Katja Hofem kennt inzwischen beide Seiten: Viele Jahre lang arbeitete sie bei klassischen TV-Konzernen, sie war Chefin von DMAX, Sixx und Kabel Eins. Später führte sie Joyn in den ersten Jahren, inzwischen ist Hofem Content-Chefin für den DACH-Raum bei Netflix. Sie wünsche sie möglichst viele Player am Markt, "denn das befördert Kreativität", sagt Hofem nun in einem Interview mit der gedruckten "turi2 edition". Doch die Netflix-Chefin erwartet in den kommenden Jahren offenbar tiefgreifende Veränderungen: "Die Fernsehlandschaft steht an einem Kipppunkt, vielleicht sind einige Sender auch schon drüber. Wir werden ganz bestimmt die ein oder andere Konsolidierung erleben."

Welche Sender sie meint, die ihren Zenit bereits überschritten haben, sagt Hofem in dem Interview nicht. Man befinde sie aktuell in einem sehr dynamischen Markt, so die Netflix-Chefin, die dennoch nicht an ein Abklingen des Streaming-Trends glaubt. "Ein Ende der Streaming-Ära ist nicht in Sicht. Ganz im Gegenteil: Streaming ist die Zukunft", sagt sie. Hofem gibt in dem Interview auch einen kleinen, aber seltenen Einblick in das Geschäft von Netflix im deutschsprachigen Raum. So verrät sie, dass 19 Menschen im Content-Bereich für Netflix in DACH arbeiten. Unterteilt sei dieser Bereich in Serien, Filme, Non Fiction und Lizenz. 

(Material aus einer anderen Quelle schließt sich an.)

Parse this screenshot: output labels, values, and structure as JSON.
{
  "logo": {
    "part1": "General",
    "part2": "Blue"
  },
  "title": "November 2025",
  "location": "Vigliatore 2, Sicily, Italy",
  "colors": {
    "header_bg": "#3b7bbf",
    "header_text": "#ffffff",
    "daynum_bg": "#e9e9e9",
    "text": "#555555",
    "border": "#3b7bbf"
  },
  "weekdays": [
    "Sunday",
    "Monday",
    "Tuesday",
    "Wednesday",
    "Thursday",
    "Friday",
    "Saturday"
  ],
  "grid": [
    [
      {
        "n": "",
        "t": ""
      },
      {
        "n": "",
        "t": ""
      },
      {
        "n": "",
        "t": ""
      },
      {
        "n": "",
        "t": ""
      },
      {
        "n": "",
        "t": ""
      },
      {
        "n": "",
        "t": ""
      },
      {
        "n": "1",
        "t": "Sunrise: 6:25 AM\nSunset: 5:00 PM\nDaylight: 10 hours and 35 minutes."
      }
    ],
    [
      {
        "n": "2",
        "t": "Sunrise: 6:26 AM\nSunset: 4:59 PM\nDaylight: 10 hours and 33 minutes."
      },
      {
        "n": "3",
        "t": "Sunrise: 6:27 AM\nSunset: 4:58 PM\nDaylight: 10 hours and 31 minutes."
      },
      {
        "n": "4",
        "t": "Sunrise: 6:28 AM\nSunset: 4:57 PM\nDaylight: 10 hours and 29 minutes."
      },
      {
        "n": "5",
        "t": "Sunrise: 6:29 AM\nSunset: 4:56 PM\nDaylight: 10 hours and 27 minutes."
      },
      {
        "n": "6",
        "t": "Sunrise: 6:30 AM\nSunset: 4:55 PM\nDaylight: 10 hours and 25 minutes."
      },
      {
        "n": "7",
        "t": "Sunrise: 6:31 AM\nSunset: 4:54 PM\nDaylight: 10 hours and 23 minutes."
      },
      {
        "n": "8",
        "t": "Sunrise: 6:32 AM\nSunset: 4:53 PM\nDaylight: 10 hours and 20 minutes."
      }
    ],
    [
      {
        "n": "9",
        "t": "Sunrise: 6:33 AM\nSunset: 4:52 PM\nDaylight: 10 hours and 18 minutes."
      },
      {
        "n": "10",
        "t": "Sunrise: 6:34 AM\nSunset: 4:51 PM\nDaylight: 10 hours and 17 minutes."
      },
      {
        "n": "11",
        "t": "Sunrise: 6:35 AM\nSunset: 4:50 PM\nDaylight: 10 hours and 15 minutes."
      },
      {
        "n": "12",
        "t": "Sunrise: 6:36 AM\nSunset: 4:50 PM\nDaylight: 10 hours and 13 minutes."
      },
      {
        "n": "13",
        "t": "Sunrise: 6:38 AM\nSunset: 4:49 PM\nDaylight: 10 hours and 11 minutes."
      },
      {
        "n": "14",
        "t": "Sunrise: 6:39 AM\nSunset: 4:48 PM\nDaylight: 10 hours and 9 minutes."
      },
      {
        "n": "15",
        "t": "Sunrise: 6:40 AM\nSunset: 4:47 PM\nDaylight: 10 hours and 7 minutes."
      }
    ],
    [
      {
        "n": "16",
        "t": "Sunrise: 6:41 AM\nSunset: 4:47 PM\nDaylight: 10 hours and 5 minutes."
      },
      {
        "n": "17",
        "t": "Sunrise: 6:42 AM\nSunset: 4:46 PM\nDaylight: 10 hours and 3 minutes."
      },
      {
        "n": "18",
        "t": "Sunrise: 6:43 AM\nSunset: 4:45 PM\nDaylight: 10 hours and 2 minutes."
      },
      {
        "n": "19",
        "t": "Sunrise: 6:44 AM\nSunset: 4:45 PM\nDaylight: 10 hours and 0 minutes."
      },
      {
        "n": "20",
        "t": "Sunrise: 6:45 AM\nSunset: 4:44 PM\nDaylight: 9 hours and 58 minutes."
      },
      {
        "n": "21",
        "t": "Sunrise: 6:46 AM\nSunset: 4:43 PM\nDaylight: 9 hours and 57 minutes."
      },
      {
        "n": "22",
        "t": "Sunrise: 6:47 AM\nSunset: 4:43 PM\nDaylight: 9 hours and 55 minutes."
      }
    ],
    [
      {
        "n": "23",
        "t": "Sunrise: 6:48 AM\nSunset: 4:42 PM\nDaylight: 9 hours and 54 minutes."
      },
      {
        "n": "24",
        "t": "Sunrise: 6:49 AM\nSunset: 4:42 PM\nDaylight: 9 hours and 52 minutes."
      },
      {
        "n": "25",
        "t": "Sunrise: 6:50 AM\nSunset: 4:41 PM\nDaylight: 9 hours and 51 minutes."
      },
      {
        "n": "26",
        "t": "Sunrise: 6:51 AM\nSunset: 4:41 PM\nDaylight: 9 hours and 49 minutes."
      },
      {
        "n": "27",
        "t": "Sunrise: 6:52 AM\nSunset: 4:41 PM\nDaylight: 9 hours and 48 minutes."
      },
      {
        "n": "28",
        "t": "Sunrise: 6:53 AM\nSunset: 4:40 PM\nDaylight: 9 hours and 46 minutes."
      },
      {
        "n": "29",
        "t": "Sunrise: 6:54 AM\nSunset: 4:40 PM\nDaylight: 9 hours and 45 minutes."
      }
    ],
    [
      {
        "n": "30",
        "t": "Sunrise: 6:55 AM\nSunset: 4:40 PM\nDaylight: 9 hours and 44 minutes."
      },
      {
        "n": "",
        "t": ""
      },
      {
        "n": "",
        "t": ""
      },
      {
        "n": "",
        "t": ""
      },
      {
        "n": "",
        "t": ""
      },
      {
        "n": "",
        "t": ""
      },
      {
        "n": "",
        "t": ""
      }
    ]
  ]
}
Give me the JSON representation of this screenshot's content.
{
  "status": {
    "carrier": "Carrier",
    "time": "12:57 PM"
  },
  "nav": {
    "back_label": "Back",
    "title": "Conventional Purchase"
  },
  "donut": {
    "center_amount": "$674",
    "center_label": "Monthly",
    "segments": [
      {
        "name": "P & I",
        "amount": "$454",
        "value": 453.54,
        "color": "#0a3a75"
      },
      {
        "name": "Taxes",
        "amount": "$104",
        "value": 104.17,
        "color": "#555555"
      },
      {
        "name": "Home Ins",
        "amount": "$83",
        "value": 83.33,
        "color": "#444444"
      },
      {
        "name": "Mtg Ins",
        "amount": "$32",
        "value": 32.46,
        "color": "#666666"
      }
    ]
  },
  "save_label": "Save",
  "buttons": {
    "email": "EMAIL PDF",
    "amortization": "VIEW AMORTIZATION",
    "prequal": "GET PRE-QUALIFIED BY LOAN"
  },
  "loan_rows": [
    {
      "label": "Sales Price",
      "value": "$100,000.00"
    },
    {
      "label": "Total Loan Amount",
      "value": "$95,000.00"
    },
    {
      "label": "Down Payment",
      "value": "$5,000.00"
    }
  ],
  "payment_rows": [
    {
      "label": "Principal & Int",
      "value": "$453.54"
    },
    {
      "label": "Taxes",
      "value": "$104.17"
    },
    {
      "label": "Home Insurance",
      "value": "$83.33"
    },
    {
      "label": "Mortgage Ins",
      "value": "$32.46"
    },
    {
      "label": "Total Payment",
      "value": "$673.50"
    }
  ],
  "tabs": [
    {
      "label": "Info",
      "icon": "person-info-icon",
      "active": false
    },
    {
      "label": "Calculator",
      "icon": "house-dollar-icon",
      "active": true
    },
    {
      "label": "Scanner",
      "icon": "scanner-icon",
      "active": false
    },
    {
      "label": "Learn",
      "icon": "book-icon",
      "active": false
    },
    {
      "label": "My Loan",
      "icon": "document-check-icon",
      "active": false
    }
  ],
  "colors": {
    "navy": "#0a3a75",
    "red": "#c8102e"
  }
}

Die Lizenz-Abteilung hat unter anderem dafür gesorgt, dass ARD-Serien wie "Weissensee" und "Charité" inzwischen bei Netflix zu sehen sind. Das seien Serien, "die sich eher an das klassische ARD- oder ZDF-Publikum wenden", sagt Hofem. Bei Eigenproduktionen konzentriere man sich aber auf das junge Publikum. Schon beim Launch von Sat.1 Gold sei das bei ProSiebenSat.1 eine große Diskussion gewesen, so Hofem. "Da hieß es, wir bräuchten mehr für die Best Ager, mehr Apotheken-Umschau-Formate." Das sieht die heutige Netflix-Chefin ganz anders. "Der Zuschauer will viel lieber das sehen, was die Jüngeren sehen. Er identifiziert sich lieber mit Jüngeren, ganz einfach, weil er sich dann selbst jünger fühlt und so auch nochmal andere Perspektiven einnehmen kann."

In dem Interview mit der "turi2 edition" erzählt Hofem auch, dass sie eigentlich wahlweise Tierärztin oder Auslandskorrespondentin beim "Spiegel" werden wollte. Den entscheidenden Schubs in Richtung Fernsehen brachte dann schließlich "Wetten, dass..?". 1989 war sie dort als Wettkandidatin zu sehen, mit neun anderen Freundinnen wettete Hofem, zu zehnt in einen Passbildautomaten zu passen, sodass alle auf dem Foto zu sehen sind. Hofem gewann die Wette und war angefixt von der Arbeit hinter den Kulissen der Show. "So möchte ich auch einmal werden. Das will ich machen", habe sie sich damals gedacht, als sie gesehen habe, wie die Aufnahmeleiterin arbeitete.